There’s not much chance that Green was surprised. Missouri recently adopted new education standards that measure a school’s progress in various areas over time. Missouri School Improvement Program 5 (MSIP 5) guidelines call for consistent improvement for at least three years, particularly for unaccredited districts. 

Nicastro found that even combining the old MSIP standards with the new ones, KC’s schools hadn’t hit accreditation standards in two of the past three years. When the district did hit the standard (during the most recent school year), it reached only the provisional accreditation range – a low bar to begin with. Worse, 70 percent of the district’s students were not proficient in each academic area that the state evaluated.

The state also seemed to call out the district for touting its improvement in 2013, an uptick that builds only marginally on what Nicastro called “extremely low results” the prior two years.

Green’s presentation to Nicastro, obtained by The Pitch through a Missouri Sunshine Law request, does its best to reinforce the notion of improvement. But the data don’t support his case. He cites improvements made in areas such as math and communication arts, but none of those core areas reached state standards.

Other areas in which the district wanted to demonstrate improvement, such as school attendance, don’t necessarily lend themselves to academic achievement. Just because a school reports more students sitting in a classroom doesn’t prove that those students are learning anything.

Green was joined by superintendents of neighboring school districts, all of whom wanted to support his efforts to restore accreditation. This was less about helping a fellow colleague than protecting their own interests.

The Missouri Supreme Court last week heard arguments in a case trying to strike down a state law that allows students from unaccredited school districts to transfer to nearby accredited districts.

Green’s district stands to lose the most if justices find that the law passes muster. KCPS would have to pay for those students to go to other districts. And the accredited districts that would absorb a raft of incoming students face their own challenges; such a directive is mostly without precedent and could prove chaotic.

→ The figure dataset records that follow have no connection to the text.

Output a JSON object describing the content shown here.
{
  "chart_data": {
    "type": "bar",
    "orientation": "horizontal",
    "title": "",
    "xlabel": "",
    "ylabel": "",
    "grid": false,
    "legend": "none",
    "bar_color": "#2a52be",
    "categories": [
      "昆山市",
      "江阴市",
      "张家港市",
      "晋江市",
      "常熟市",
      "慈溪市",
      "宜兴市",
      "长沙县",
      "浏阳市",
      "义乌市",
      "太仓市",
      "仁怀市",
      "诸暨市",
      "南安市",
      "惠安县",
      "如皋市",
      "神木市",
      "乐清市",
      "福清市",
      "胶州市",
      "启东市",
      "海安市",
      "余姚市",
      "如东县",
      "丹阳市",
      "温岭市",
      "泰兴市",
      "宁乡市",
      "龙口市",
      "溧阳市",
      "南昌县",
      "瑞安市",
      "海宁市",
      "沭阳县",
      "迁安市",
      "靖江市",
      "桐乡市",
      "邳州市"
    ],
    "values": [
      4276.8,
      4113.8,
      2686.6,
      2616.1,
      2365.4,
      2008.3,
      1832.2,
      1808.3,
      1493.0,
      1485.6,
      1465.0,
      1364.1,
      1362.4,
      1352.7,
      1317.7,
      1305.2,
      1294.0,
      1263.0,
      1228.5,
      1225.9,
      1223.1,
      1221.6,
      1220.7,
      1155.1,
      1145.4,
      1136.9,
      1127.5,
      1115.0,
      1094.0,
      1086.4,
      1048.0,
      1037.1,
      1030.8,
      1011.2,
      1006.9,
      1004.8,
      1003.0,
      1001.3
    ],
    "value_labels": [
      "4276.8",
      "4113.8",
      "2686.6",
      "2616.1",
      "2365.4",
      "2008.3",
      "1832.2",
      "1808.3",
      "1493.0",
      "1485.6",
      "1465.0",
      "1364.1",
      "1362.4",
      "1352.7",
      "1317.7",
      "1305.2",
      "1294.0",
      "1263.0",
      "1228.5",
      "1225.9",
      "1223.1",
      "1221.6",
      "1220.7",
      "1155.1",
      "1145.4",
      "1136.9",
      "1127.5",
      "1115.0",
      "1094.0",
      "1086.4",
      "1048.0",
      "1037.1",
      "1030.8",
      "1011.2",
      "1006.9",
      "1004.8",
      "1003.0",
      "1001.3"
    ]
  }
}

What if, for example, the Center School District, in south Kansas City, which has a current enrollment of 2,500 students, ends up having to take 500 KCPS students? Is there even physical space for that?

Most education observers say the law is on the side of allowing students to transfer, and they expect the Missouri Supreme Court to rule that way. After all, it’s hard to argue against allowing kids to improve their education prospects.